For better or worse, a significant number of people have come to regard the Pulitzer Prizes as the American news media's annual report card.

Thus, more than a few brows were arched this week when not a single award in a print category went for journalism of any sort connected to the ongoing war in Iraq.

"Of any sort," we soon learn, somehow does not include photography (two Pulitzers were awarded for Iraq-related pictures).

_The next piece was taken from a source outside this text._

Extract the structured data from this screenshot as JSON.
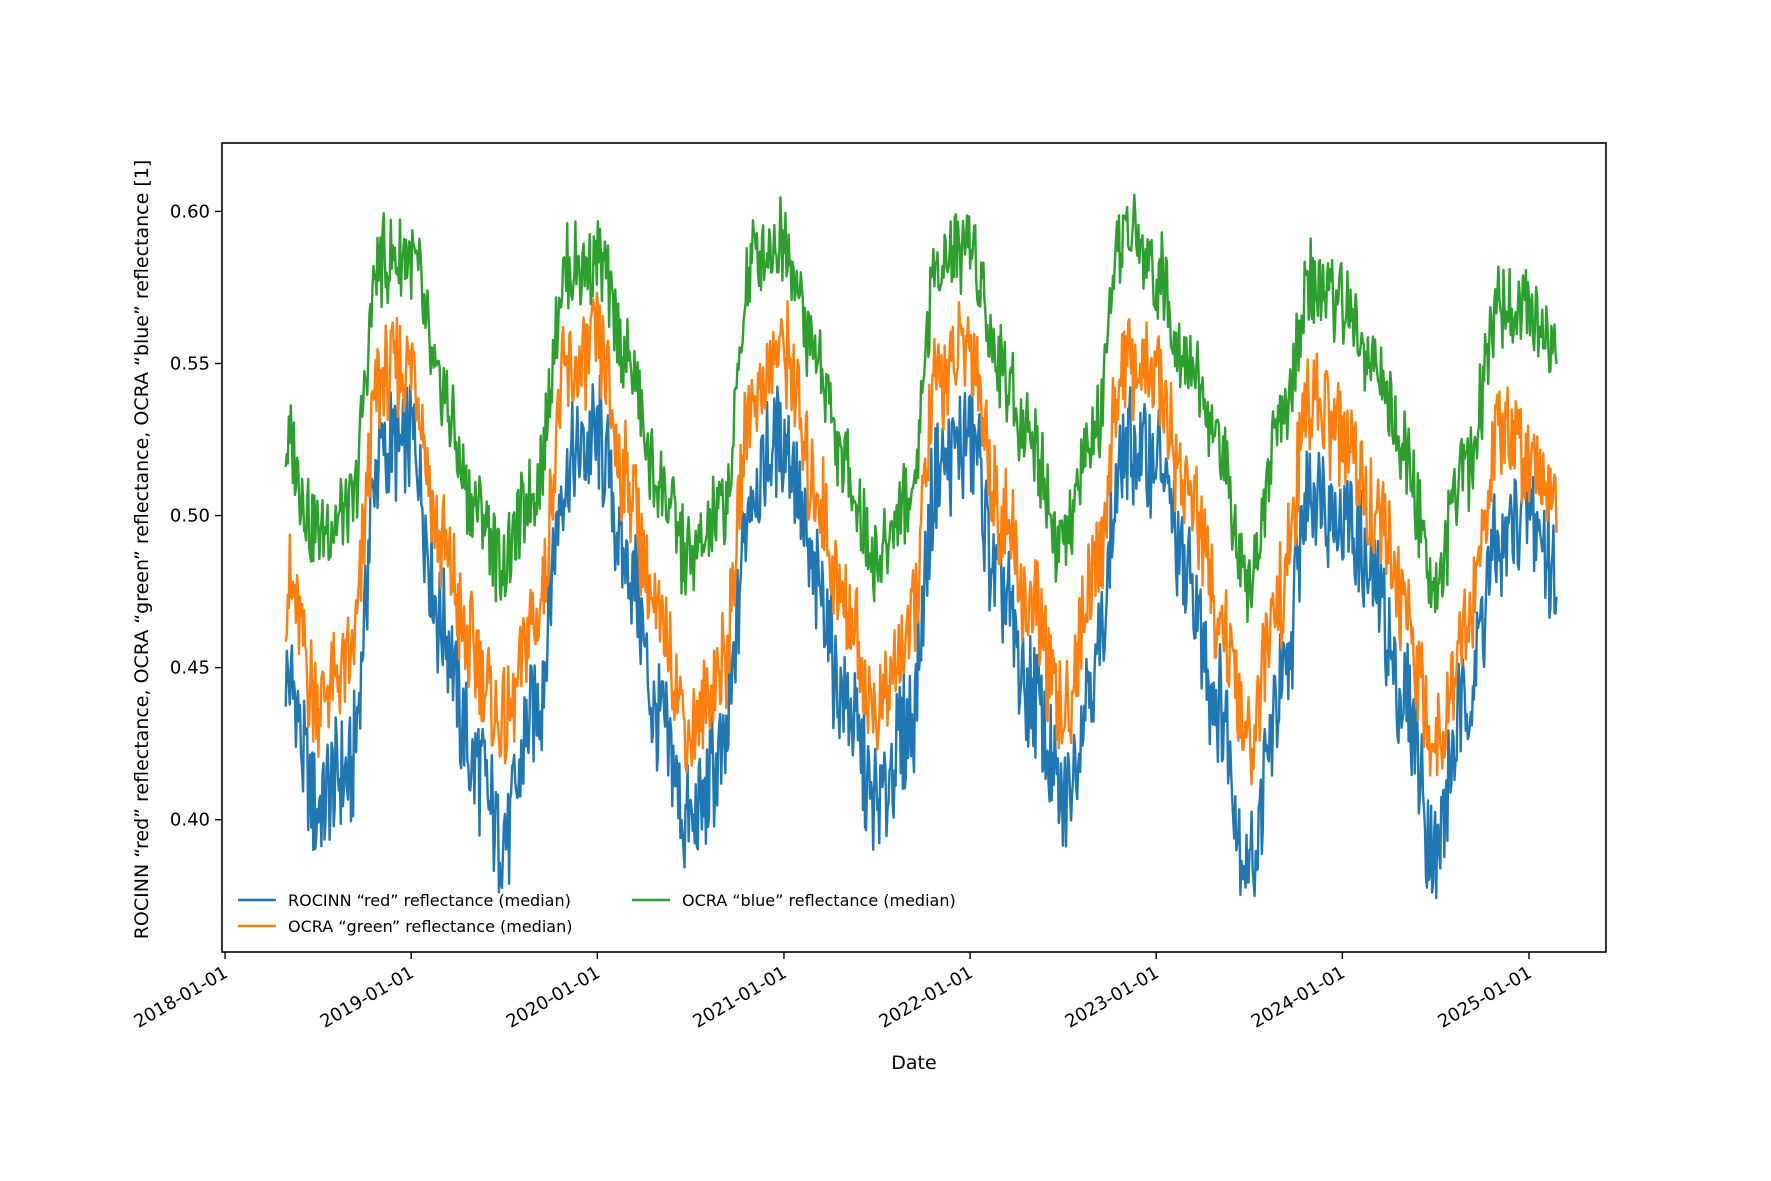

Anyway, Rutten buries his lede. Implicit in his thesis is that the awards should somehow be tied to political events, not necessarily to the best individual pieces of journalism. In other words, political considerations should matter in judging ostensibly non-political work. He then compares the Pulitzer count from Iraq and Vietnam, and includes this revealing passage about Prize-winner (and insufferable baseball nostalgic) David Halberstam:

Obviously the U.S. had been deeply involved in Vietnam and elsewhere in Southeast Asia before the Pulitzer board chose to recognize any of the journalism concerning that intervention. As Halberstam said this week, "There was a generational fault line that had to be bridged before the Pulitzer juries or board felt comfortable in honoring any of the work being done in Vietnam. I know that when I won mine, there was a strong sentiment among some people that the board was taking sides against the Johnson administration. I know Scotty [Reston, then the New York Times' associate editor] did some pretty good arm-twisting on my behalf."

Less reason than ever to give a hoot about the news industry's Oscars. Meanwhile, I'm still waiting for Halberstam's The Re-Reckoning, where he revisits his mid-'80s scare-tract about how the Japanese economy was on the verge of Pearl Harboring ours into submission.